Photographie et cinéma.
Tout est là. Dans la simultanéité du passé et du présent.

Tandis que les photographies de Pandele nous aident à revenir sur les pages récentes du bloc-notes de la Roumanie quotidienne, l’Institut Français de Bucarest propose à son tour une série de films des créateurs d’aujourd’hui.
Celui que j’ai vu ce même samedi ne prend pourtant pas l’imaginaire à parti. Il montre des lieux, il fait parler des témoins et il pose des questions gênantes.
Il porte son regard sur l’extérieur et demande une minute de silence qui dure une heure.
Je me souviendrai toujours de la visite de la Ministre des Affaires luxembourgeoise Lydie Polfer à l’exposition que la ville de Vilnius avait organisée sur ses jardins historiques. Nous étions à un moment clef pour le Conseil de l’Europe ; un sommet de Ministres des Affaires Etrangères qui constituait le moment de passage de la présidence lituanienne à la présidence luxembourgeoise du Conseil de l’Europe. Mon ami Alfredas Jomantas du Ministère de la Culture a accueilli la Ministre en compagnie d’un adjoint de la ville. La première chose qu’il lui ait dite prenait la forme d’un remerciement : « Merci pour Radio Luxembourg que nous écoutions pendant la période soviétique.«
Cold Waves / Razboi pe Calea Undelor de Alexandru Solomon parle de l’atteinte aux libertés et du terrible pouvoir meurtrier des dictateurs, même au-delà des frontières qu’ils imposent à leurs peuples.
Les Roumains, au travers de ce film disent de leur côté merci à la Radio Europe Libre qui, à partir de 1950, à Munich, a lancé ses ondes vers les pays captifs, dans l’esprit de donner de l’espoir et de donner des nouvelles.
Je crois que je me souviens encore des explorations des petites ondes que je pratiquai la nuit tombée et de ce brouillage en va et vient, que même à l’Ouest les émissions supportaient. A vrai dire j’écoutais tout aussi fasciné, en français, les explications contradictoires qui venaient de Moscou ou de Prague. Les voix étaient lancées au-dessus des murs. Qu’est-ce que je pouvais bien comprendre à tout cela à quinze ans, sinon une espèce de contrebande, qui pour moi ne revêtait aucun danger.
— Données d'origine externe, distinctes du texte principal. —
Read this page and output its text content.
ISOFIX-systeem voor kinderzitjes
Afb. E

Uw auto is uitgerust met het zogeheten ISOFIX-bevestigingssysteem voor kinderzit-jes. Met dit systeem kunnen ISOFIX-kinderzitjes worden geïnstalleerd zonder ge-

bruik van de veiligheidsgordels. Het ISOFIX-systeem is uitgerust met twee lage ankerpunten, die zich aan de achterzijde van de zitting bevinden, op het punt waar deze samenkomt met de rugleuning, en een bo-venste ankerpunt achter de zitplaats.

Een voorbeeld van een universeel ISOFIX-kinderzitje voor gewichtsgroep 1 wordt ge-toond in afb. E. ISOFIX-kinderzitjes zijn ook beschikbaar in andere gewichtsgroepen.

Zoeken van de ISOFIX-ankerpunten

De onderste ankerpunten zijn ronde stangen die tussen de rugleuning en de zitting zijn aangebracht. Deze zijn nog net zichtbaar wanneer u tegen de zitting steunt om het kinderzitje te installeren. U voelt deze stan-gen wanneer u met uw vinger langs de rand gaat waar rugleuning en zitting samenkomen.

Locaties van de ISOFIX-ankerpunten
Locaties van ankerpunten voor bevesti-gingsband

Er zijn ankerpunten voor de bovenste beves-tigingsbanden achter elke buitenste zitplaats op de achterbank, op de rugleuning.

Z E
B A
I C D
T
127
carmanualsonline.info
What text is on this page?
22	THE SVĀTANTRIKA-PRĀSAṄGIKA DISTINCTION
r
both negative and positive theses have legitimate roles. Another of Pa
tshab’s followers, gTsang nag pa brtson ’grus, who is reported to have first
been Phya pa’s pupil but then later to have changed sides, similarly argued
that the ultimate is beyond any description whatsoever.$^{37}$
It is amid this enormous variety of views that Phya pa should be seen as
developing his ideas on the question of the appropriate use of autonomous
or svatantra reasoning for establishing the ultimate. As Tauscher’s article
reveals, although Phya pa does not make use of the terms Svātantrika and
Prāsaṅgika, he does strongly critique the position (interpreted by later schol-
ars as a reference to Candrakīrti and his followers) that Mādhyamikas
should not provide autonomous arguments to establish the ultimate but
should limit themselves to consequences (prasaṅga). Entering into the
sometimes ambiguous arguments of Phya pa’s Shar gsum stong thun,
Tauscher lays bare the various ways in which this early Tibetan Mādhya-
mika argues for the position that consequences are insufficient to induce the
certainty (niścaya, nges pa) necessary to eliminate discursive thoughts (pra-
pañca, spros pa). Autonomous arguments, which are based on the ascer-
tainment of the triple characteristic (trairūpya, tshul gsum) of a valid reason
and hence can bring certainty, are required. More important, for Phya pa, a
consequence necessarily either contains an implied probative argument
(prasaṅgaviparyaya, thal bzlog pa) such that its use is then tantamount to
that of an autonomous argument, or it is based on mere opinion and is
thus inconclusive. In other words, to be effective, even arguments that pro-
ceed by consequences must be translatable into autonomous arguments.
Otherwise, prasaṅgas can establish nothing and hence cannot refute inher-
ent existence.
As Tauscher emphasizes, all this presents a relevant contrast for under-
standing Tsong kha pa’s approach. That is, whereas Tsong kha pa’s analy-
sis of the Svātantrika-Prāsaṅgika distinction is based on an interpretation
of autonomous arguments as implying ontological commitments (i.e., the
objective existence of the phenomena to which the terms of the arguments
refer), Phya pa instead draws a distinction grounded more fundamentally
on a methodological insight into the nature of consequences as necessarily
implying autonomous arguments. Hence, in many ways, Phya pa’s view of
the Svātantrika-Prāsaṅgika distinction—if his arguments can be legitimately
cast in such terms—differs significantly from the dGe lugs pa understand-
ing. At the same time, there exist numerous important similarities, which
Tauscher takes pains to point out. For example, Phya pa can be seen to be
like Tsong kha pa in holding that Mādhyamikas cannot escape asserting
D’une opération de guerre froide qui s’appuie sur les ondes et évolue selon les progrès de la technique, on passera progressivement à la défense d’un lien très ténu entre ceux qui sont placés du côté libre et ceux pour qui l’oppression est d’autant plus dure chaque jour, quand il s’agit des mots et des phrases susceptibles de porter du sens. Pour le reste, le froid et la faim; il y a des résistances que le corps semble accepter. Mais la résistance à l’absence de mots est bien plus terrible.
Et du brouillage on passe à l’attaque directe, à la menace quotidienne que savent entretenir les polices politiques, voire à l’attentat en utilisant en 1981 le terroriste Carlos pour poser une bombe dans les locaux de la section tchèque. A la vérité il s’agissait sans doute de détruire la section roumaine sur laquelle le leader maximo semblait avoir tout pouvoir de vie et de mort, encore plus sur ses compatriotes exilés qui osaient parler sans contrôle apparent.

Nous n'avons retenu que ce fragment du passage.